Le septième alinéa s'applique même si la
société rachetée ne devient pas membre du
même groupe que la société cessionnaire, dès
lors que la première est absorbée par la
seconde ou par une société membre ou
devenant membre du même groupe que la
société cessionnaire.
Les dispositions du septième alinéa ne
s'appliquent pas :
a. Si la cession est opérée entre
sociétés membres du même groupe ;
b. Au titre des exercices au cours
desquels la société rachetée n'est plus
membre du groupe, sous réserve que sa sortie
du groupe ne résulte pas d'une fusion avec
une autre société du groupe.
c. Si les titres cédés à la société
membre du groupe ont été acquis, directement
ou par l'intermédiaire de l'acquisition
d'une société qui contrôle, directement ou
indirectement, la société rachetée au sens
de l'article L. 233-3 du code de commerce
immédiatement auparavant, auprès de
personnes autres que celles mentionnées au
septième alinéa, et en vue de rétrocession.

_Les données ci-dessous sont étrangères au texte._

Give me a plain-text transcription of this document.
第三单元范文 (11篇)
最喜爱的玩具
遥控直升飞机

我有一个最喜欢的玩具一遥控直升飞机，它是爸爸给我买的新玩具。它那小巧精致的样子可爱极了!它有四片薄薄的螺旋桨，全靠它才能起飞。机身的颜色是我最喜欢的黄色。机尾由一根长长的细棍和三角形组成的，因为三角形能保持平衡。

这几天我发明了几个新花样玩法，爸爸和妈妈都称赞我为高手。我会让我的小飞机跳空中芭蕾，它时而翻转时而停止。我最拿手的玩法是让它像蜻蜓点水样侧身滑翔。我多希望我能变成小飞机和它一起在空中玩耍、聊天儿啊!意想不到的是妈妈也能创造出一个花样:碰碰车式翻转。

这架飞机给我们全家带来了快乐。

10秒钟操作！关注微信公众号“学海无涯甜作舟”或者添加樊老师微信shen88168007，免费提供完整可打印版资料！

d. au titre des exercices au cours
desquels la société qui détient les titres
de la société rachetée n'est plus contrôlée
par les personnes visées à la première
phrase du septième alinéa.
Par exception aux dispositions prévues au
sixième alinéa du 1 du II de l'article 212,
les intérêts non admis en déduction, en
application des cinq premiers alinéas du 1
du II du même article, du résultat d'une
société membre d'un groupe et retenus pour
la détermination du résultat d'ensemble ne
peuvent être déduits des résultats
ultérieurs de cette société.
Lorsque, au titre de l'exercice, la somme
des intérêts non admis en déduction chez les
sociétés membres du groupe en application
des cinq premiers alinéas du 1 du II de
l'article 212 est supérieure à la différence
entre :
1º La somme des intérêts versés par les
sociétés du groupe à des sociétés liées
directement ou indirectement au sens du 12
de l'article 39 n'appartenant pas au groupe,
et des intérêts versés par des sociétés du
groupe au titre d'exercices antérieurs à
leur entrée dans le groupe et déduits sur
l'exercice en vertu des dispositions du
sixième alinéa du 1 du II de l'article 212 ;
2º Et une limite égale à 25 % d'une somme
constituée par l'ensemble des résultats
courants avant impôts de chaque société du
groupe majorés, d'une part, des
amortissements pris en compte pour la
détermination de ces résultats, de la
quote-part de loyers de crédit-bail prise en
compte pour la détermination du prix de
cession du bien à l'issue du contrat et des
intérêts versés à des sociétés liées
directement ou indirectement au sens du 12
de l'article 39 n'appartenant pas au groupe,
et minorés, d'autre part, des dividendes
perçus d'une autre société du groupe,
l'excédent correspondant est déduit du
résultat d'ensemble de cet exercice, cette
déduction ne pouvant être supérieure à la
somme des intérêts non admis en déduction
mentionnée au quinzième alinéa.
Les intérêts non déductibles
immédiatement du résultat d'ensemble sont
déductibles au titre de l'exercice suivant,
puis le cas échéant au titre des exercices
postérieurs, sous déduction d'une décote de
5 % appliquée au titre de chacun de ces
exercices, à concurrence de la différence,
calculée pour chacun des exercices de
déduction, entre la limite prévue au 2º et
la somme des intérêts mentionnée au 1º
majorée des intérêts déduits immédiatement
en application du dix-huitième alinéa.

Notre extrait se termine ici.